Potomstwo zwierząt sprowadzonych przez Escobara w latach 80 XX w. to teraz około 170 osobników. Zwierzęta te nigdy nie występowały w Kolumbii i nie mają tam naturalnych wrogów. Gdy po śmierci Escobara zaczęły żyć w naturalnych warunkach, rozmnożyły się i rząd uznał je za gatunek inwazyjny, mogący zaburzyć ekosystem.

Reklama

"Etap kontrolowania populacji zwierząt"

Ministerstwo środowiska zapowiedziało sterylizację zwierząt jako pierwszy etap planu kontrolowania populacji. Jak podała w piątek agencja Associated Press, proces ten rozpocznie się w przyszłym tygodniu.
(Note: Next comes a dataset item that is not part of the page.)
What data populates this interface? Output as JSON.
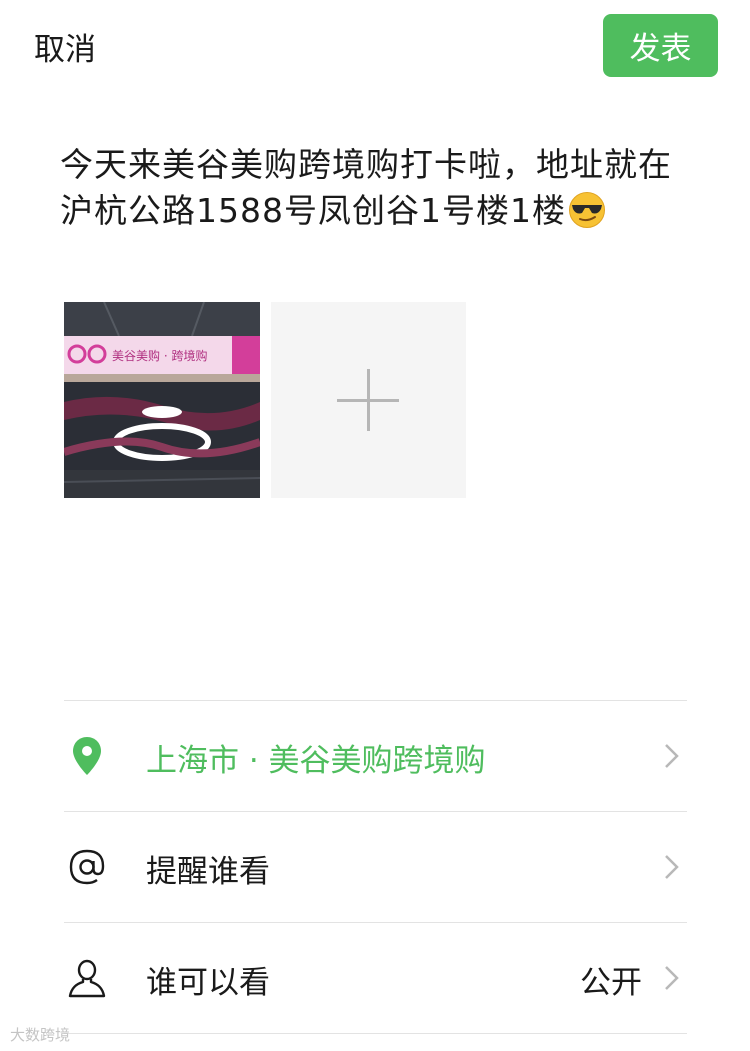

Sterylizacja ma objąć 40 zwierząt rocznie. To procedura kosztowna - jeden zabieg kosztuje rząd ok. 9800 USD - i ryzykowna. Może powodować reakcję alergiczną na znieczulenie, a nawet śmierć hipopotama.

Co więcej, nie wystarczy to do opanowania sytuacji. Rząd prowadzi teraz rozmowy z innymi krajami - m.in. z Meksykiem i Filipinami - na temat przyjęcia pewnej liczby zwierząt. Około 60 hipopotamów może trafić do Indii. Jako środek ostateczny rozważane jest uśpienie zwierząt. Ministerstwo środowiska pracuje teraz nad procedurami takich działań.

Reklama

Kim był Pablo Escobar?

Zabity w 1993 r. w trakcie policyjnej obławy Pablo Escobar przez lata gromadził w swojej liczącej ponad 20 km kw. posiadłości egzotyczne zwierzęta, m.in. żyrafy, tygrysy, antylopy, a także hipopotamy, których z Afryki sprowadził zaledwie cztery. Z czasem populacja ta znacznie się rozmnożyła. Władze uważają, że jeśli nie podejmą interwencji, to liczba zwierząt wzrośnie do około 1000 w 2035 roku.